Gott sei Dank habe ich eine gute Mutti-Community. Sonst würde ich verzweifeln und vereinsamen. Seit neuestem habe ich nämlich ein Phänomen an mir entdeckt, dass mich ernsthaft an meinem Verstand verzweifeln lässt. Da ich aber gern anderen Muttis mein Herz ausschütte, weiß ich inzwischen, dass es allen anderen genau so geht. Wir haben allesamt ein Stück unseres Charakters verloren!
Bei einer alten Tatort-Folge, die ich vor kurzem mit meinem Freund zusammen gesehen habe (eine komplette Folge am Stück! Ich war fast bis zehn Uhr abends wach! Rekord!), musste ich flennen als gäbe es kein Morgen mehr. In der Folge war die Leiche eine alkoholkranke Mutter eines fünf Monate alten Jungen. Schlimm genug die Bilder, wie sie mit der Sektflasche im Bad stand und das Baby nebenan weinte. Da war meine Empörung schon groß. Aber als sie dann im Wald umgebracht wurde und das arme Baby mutterseelenallein im Kinderwagen lag, bei Temperaturen um den Gefrierpunkt und ohne die Aussicht noch in dieser Nacht gefunden zu werden, gab’s kein Halten mehr. Wasser marsch! Mein Liebster entwand mir die Fernbedienung aber ich ließ nicht zu, dass er abschaltete. Ich wollte unbedingt wissen, ob das Baby gerettet werden würde!

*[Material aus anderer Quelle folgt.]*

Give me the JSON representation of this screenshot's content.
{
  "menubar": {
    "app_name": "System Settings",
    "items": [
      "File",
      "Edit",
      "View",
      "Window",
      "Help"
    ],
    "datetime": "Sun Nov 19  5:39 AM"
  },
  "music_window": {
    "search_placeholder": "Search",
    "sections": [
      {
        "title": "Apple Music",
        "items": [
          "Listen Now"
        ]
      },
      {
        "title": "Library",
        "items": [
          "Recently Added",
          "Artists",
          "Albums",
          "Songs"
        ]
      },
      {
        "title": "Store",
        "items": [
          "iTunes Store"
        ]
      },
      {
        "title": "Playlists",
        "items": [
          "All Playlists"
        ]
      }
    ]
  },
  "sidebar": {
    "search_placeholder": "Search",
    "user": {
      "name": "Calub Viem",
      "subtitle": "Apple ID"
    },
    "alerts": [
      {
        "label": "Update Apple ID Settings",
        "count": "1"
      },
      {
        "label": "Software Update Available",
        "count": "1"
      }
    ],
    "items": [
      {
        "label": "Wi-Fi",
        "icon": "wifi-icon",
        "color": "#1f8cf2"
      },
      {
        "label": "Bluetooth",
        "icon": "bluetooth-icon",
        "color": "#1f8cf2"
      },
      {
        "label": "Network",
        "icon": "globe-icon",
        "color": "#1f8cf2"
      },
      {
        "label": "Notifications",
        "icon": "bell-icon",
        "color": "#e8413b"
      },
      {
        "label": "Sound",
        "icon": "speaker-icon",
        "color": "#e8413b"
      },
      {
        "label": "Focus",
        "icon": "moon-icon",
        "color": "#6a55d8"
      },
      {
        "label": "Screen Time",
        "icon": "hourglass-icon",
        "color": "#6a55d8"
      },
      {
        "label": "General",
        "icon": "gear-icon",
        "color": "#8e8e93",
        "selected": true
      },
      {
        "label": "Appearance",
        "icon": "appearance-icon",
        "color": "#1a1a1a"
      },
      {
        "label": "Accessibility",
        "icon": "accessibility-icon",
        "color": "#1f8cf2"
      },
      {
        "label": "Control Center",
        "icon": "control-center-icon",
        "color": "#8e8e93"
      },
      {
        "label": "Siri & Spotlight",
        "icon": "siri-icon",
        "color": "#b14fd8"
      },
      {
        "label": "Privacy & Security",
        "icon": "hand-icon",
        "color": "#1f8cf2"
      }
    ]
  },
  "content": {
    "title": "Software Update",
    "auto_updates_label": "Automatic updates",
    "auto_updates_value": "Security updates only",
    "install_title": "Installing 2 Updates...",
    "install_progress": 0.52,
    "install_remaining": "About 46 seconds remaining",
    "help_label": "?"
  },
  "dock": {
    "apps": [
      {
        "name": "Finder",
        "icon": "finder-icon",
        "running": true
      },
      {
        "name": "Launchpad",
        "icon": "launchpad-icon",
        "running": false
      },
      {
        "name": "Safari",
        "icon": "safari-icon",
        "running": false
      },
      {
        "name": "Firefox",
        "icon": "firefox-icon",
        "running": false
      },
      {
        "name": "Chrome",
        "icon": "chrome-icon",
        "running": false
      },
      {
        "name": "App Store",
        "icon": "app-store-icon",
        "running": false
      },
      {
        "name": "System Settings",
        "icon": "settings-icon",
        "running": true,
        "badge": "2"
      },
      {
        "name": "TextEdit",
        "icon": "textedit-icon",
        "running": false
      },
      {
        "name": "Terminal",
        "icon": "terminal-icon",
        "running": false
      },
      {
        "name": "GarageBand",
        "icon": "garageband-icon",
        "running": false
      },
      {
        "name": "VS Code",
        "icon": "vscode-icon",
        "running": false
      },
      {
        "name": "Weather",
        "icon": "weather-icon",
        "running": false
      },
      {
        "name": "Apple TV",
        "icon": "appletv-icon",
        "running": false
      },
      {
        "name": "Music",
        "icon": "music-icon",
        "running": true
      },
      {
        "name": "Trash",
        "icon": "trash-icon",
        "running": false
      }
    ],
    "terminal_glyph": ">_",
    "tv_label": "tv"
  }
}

Oder Nachrichten. Ich bin aufgrund meines Jobs schon ziemlich abgebrüht. Wenn irgendeine grausame Tat passiert, frage ich mich zuallererst ob es in Bayern war und somit für unsere Nachrichten noch relevanter wird. Doch das ist jetzt anders. Natürlich fand ich es schon immer schrecklich, wenn Kindern oder überhaupt irgendjemandem Schlimmes widerfährt. Unfälle, Übergriffe, Morde. Doch wenn jetzt ein Kind involviert ist, muss ich abschalten. Ich ertrage das einfach nicht. Im letzten Jahr hat ein Vater sein 19 Tage altes Baby umgebracht weil es so laut weinte und sich nicht beruhigen ließ. Wie er das gemacht hat, will ich hier nicht wiedergeben, weil es einfach zu ekelhaft ist. Ich hab Tage gebraucht um diese Geschichte aus dem Kopf zu bekommen! Meine Tochter guckte ganz verwundert, als ich in Tränen aufgelöst diese Nachricht las. Das hat mich gleich noch mehr zum Weinen gebracht weil sie so unfassbar unschuldig ist.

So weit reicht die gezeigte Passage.